PRIVATE FEIERN: In Regionen mit einem Wert über 35 Neuinfektionen
soll es eine Begrenzung von 25 Teilnehmern im öffentlichen und 15
Teilnehmern im privaten Raum geben. Ab 50 Neuinfektionen pro 100 000
Einwohner in sieben Tagen sollen private Feiern auf maximal zehn
Teilnehmer im öffentlichen Raum sowie auf höchstens zehn Teilnehmer
aus höchstens zwei Hausständen im privaten Raum begrenzt werden.

KONTAKTBESCHRÄNKUNGEN: Übersteigen die Neuinfektionen den 50er Wert
dürfen sich künftig nur noch maximal zehn Personen im öffentlichen
Raum treffen. Sollten die neuen Maßnahmen den Anstieg nicht zum
Stillstand bringen, wird dies auf bis zu fünf Personen oder die
Angehörigen zweier Hausstände verringert.

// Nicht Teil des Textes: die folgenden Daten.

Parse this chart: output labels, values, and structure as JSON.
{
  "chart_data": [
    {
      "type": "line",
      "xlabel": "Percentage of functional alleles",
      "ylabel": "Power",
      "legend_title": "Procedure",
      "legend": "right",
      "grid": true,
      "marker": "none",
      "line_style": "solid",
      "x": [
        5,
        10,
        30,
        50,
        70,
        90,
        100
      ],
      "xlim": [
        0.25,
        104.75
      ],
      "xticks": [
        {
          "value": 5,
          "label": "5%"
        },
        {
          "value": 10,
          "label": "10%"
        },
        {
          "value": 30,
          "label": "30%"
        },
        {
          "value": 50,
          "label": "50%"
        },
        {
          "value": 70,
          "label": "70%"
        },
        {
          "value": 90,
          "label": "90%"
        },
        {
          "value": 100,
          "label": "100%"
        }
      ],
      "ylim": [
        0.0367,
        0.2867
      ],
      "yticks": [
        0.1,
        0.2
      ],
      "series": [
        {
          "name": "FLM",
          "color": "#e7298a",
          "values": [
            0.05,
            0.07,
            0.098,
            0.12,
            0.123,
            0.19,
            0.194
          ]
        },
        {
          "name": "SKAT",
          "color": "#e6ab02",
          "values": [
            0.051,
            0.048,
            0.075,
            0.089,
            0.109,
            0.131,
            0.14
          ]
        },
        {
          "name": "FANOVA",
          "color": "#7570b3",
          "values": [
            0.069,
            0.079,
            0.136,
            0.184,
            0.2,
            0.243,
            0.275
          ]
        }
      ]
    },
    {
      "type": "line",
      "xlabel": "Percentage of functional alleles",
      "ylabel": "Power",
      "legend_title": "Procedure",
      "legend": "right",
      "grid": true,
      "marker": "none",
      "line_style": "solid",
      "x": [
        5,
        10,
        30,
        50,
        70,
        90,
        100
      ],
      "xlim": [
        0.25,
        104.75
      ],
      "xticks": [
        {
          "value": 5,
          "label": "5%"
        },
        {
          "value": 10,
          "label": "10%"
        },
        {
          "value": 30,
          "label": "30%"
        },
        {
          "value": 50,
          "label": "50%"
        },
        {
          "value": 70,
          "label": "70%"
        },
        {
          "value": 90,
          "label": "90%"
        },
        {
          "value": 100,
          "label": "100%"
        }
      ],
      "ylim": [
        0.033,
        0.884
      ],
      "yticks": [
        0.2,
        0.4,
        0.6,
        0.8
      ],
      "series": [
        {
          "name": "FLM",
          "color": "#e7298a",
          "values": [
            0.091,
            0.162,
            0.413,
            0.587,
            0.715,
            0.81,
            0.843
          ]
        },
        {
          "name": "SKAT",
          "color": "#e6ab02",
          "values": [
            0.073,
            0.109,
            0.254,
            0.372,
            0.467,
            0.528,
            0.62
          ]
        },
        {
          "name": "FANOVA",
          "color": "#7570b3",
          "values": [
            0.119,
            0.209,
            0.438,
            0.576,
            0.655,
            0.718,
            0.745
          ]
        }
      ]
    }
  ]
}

SPERRSTUNDE: Ebenfalls bei 50 Neuinfektionen pro 100 000 Einwohner in
sieben Tagen soll eine Sperrstunde um 23.00 Uhr für die Gastronomie
verhängt werden. Bars und Clubs sollen geschlossen werden.

VERANSTALTUNGEN: Wird der 50er Wert überschritten, wird die Zahl der
Teilnehmer bei Veranstaltungen auf 100 Personen begrenzt. Ausnahmen
bedürfen eines mit dem zuständigen Gesundheitsamt abgestimmten
Hygienekonzeptes.

BEHERBERGUNGSVERBOTE: Die Beherbergungsverbote für Urlauber aus
innerdeutschen Risikogebieten waren vor den Beratungen am
umstrittensten. Bund und Länder fanden auch im Kanzleramt keine
Einigung und vertagten das Thema erst einmal bis zum 8. November. Bis
dahin soll diese Maßnahme auf ihre Wirksamkeit überprüft werden.